An Industry Gone Wild on HRM Technology Deployment: HR luminary, Naomi Bloom, is on top form as she gives us a breakdown of the evolution of the Human Resources Management (HRM) software market over the past 4 decades, and discusses the influence of how IT and Business Process Outsourcing has given companies access to delivery models and scarce talent to run HR technology platforms. However, she doubts today’s HRM software vendors will achieve the Holy Grail of a true one-to-many model with SaaS, as they cannot create the "embedded intelligence across HRM processes" and has faith in HR BPO as the preferred deployment and payment model.
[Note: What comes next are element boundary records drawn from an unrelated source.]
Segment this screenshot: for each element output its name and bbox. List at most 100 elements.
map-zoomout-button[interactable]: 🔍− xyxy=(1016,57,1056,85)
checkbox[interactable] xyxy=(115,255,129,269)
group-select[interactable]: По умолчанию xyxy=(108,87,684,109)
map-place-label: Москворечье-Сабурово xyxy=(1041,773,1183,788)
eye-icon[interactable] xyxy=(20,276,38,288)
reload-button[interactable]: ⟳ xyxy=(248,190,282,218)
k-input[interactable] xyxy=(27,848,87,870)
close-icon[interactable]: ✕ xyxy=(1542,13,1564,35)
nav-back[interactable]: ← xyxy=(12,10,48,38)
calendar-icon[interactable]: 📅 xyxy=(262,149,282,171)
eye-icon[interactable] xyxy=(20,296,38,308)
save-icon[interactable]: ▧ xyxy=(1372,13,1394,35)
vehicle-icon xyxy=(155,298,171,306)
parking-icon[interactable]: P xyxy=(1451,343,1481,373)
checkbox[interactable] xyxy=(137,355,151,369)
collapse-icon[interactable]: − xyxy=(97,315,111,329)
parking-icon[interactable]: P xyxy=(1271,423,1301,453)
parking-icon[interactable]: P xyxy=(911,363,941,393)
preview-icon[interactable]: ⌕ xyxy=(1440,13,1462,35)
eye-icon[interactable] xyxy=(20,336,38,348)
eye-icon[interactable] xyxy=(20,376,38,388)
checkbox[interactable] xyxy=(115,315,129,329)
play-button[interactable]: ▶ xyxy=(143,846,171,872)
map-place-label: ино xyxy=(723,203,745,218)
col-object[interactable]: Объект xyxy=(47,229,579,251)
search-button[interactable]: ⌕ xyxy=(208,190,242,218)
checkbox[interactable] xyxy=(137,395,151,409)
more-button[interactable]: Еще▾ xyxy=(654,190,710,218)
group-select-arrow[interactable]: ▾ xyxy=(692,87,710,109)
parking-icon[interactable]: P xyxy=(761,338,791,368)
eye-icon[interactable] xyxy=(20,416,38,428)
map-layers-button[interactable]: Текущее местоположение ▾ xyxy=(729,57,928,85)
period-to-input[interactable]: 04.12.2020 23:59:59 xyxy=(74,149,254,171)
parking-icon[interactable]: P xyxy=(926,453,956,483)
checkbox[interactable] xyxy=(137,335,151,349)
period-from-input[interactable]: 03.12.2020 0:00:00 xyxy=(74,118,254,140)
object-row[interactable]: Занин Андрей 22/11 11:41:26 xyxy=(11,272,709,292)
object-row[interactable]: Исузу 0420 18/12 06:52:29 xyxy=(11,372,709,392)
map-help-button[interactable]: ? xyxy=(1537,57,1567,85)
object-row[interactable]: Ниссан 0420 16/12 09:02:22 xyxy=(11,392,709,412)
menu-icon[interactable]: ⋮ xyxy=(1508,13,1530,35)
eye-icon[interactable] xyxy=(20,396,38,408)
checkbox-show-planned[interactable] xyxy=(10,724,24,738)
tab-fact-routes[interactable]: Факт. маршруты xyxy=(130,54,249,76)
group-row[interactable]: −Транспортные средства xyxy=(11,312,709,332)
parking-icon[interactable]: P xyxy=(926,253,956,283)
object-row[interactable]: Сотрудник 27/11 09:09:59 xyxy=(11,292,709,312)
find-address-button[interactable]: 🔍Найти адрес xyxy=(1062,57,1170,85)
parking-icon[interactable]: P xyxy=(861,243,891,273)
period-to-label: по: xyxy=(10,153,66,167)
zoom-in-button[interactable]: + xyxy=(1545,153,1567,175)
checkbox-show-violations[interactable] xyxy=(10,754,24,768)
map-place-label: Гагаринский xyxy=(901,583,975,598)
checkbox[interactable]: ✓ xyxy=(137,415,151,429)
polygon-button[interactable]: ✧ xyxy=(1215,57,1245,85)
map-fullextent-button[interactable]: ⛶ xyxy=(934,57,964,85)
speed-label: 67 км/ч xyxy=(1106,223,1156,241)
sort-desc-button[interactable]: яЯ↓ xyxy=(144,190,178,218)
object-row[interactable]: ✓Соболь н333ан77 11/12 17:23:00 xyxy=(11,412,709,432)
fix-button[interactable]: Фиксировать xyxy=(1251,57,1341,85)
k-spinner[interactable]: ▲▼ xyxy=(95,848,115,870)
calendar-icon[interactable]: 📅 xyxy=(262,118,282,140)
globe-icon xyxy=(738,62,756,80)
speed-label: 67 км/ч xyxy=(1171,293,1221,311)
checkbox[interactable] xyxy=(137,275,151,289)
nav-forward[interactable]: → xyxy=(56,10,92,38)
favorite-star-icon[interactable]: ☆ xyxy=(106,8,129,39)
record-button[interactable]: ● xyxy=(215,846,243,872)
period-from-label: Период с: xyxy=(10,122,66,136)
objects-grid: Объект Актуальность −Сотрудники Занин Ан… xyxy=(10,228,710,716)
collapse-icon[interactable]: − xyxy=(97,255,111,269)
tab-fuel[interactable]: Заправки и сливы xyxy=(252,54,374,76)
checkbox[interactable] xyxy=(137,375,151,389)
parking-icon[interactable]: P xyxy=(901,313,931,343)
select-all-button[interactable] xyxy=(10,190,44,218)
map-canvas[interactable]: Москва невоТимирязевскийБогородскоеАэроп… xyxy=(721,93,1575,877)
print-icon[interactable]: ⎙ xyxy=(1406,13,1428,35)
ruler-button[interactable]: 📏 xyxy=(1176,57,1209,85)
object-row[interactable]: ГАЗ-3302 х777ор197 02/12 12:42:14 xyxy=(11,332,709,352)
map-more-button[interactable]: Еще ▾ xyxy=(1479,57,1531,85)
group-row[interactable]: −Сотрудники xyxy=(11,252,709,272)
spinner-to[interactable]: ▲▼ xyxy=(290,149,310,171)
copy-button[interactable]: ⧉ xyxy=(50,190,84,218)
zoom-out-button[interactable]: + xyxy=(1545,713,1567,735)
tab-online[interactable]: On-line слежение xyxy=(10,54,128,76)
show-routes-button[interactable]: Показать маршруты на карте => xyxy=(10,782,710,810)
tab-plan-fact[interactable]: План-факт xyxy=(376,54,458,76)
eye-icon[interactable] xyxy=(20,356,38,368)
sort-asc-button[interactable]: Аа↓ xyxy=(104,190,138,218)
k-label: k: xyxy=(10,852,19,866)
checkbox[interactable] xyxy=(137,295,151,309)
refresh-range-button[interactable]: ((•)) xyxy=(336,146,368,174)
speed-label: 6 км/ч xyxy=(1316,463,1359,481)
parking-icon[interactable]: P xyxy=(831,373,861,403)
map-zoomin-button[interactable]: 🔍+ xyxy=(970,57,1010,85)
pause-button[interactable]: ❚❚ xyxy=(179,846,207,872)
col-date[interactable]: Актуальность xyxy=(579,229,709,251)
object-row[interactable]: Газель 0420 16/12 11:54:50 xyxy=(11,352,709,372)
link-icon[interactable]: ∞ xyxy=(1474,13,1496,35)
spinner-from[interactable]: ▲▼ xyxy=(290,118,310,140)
Well worth a read.
The NASSCOM 2008 Diaries: More Fog on the Windshield: AMR Research’s Chief Research Officer, Bruce Richardson, on his experiences and takeaways from the recent NASSCOM event in India.
Renewal Strategies for ITO Relationships: TPI’s thought-provoker Peter Allen is on the money discussing options enterprises have when they enter into renewal discussions with their ITO provider. "Incumbent providers should not be retained on the basis of predecessor agreements. A review of the current market conditions – meaning pricing, contract terms, and scope of services – is essential. We’ve observed that some clients can become complacent and trapped by the perception that the transfer of responsibility and institutional knowledge between IT service providers, or repatriation, becomes costly…..The pricing of the existing contract should be compared to the prevailing market for like services in order to gauge the range of anticipated future pricing" I appreciate Peter’s efforts to discuss some of these options for enterprises today so openly on his blog. My view is that enterprises today need to use renegotiation as a great opportunity to get more value (process and technology) from their provider. More on this to follow…
Mexico Sourcing: That Margarita Never Looked Better: Jason Busch on Mexico’s attractiveness as a manufacturing sourcing location for US businesses. "When it comes to the dollars and sense of importing manufactured parts and goods into the US on a total cost basis, the benefits that Mexico presents more than outweigh the risks." Interesting discussion… builds on what we discussed here.
You’re Not Consultants Anymore: Brian Sommer on why consultants have become "order fulfillment specialists". "People love to call themselves consultants even when all they do is show up at the same outsourcing data center and do the same task every single day. Likewise, you are not a consultant if you routinely install the same software package using the same methodology that is sold through a menu of pricing options from which a customer selects. No, you’re not a consultant."